I decided to do the reverse of the normal direction to make it easier climbing up south facing cols and descending north facing.

The SP Trail went by slowly, while questioning my real desire, but after 17km, I popped out in the alpine at the new Russet Lake Hut and the alpine views renewed my enthusiasm.

The first third of the alpine portion went smoothly, over Refuse Pinnacle (chossy) and Overlord to drop to the glacial Overlord-Fitz notch and then a massive boot ski down the Benvolio Glacier.

The first crux of the day was climbing back up Iago (normally an easy ski down) but I managed to link snow patches and gravely ledges to hit the col and gain the Iago Glacier.

Some crevasses on the Iago gave me trouble so I opted for crampons and to jump on some exposed ice I could clearly see was continuous.

The next portion up to Couloir Ridge is easy in winter but was horribly loose rock and took a bit more concentration.

Things continued smoothly again until the Naden Glacier Col where some fun slab climbing was required to get off the snow and then a complicated jump and side-slip was needed to avoid the bergshrund on the far side.

More slogging ensued up the Naden and the Ripsaw but with awesome views of the north side glaciers on MacBeth and Overlord.

The Tremor-Shudder Col was the final major crux involving some low-5th climbing down into the moat/shrund and then a big jump out.
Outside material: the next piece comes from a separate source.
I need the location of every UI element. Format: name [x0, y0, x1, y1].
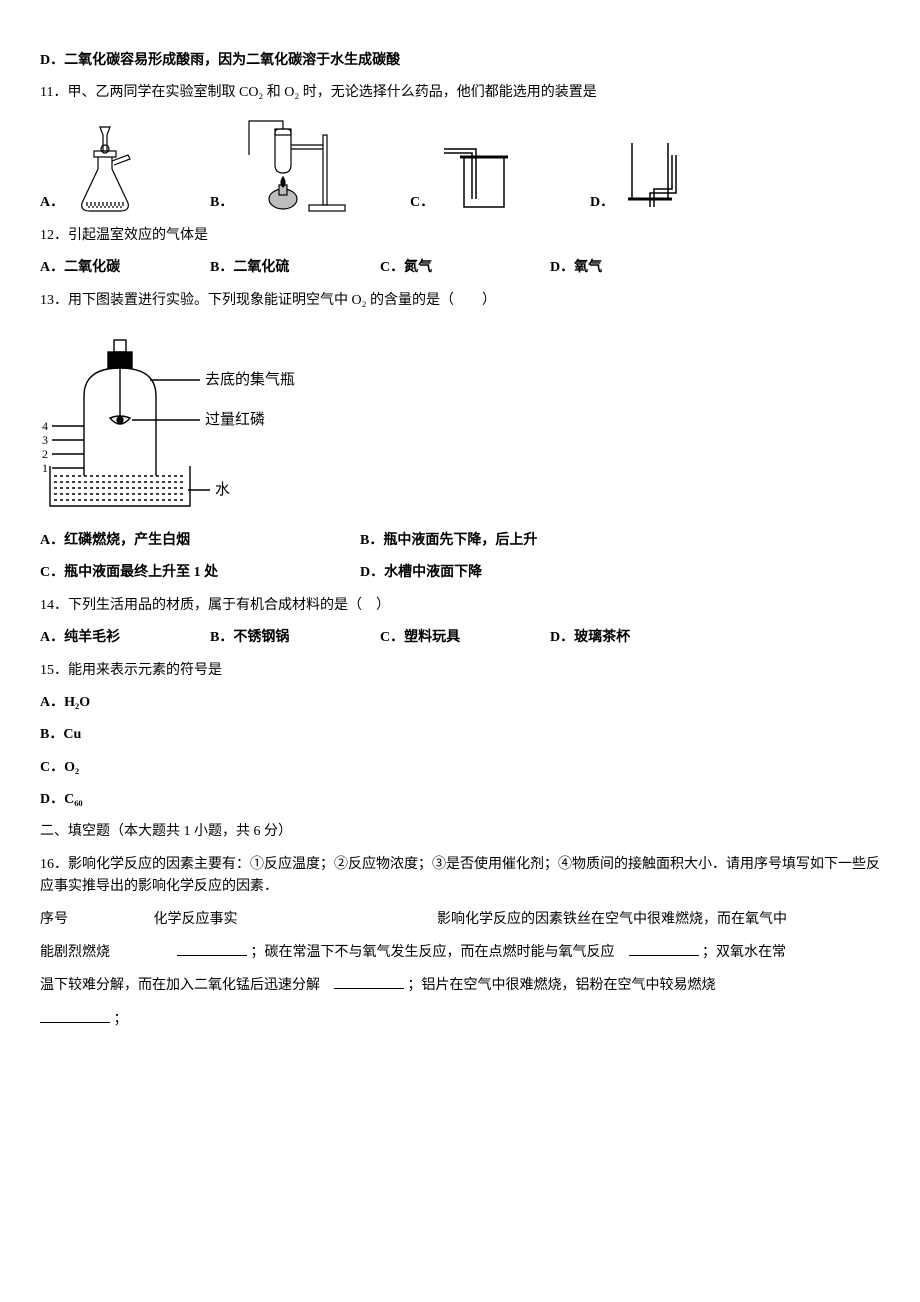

After a full day without seeing a soul, I was quite surprised to meet four people on Pattison Shoulder - a group on a climbing course equally surprised to see me after being alone the previous four days! With Blackcomb in sight, I motored down the Pattison Glacier to Decker Shoulder and it was quick cruising down the hiking trails and runs back to my starting point in the Village! I was super happy with a time of 8.5hrs over 46km and 3100m+ (the ski time is around 6hrs).

I wasn't ever in too much of a rush and carried a bit more gear than necessary but also had minimal faffing and managed a fairly direct route! It was a pleasure to get some time in a different season in a place I've spent so much.

Familiarity with the glaciers and cols was critical to moving smoothly - it would be a very difficult onsight! It was also great to be solo.

I love doing adventures with friends but it also requires a bit more mental focus to be on your own - something that feels good!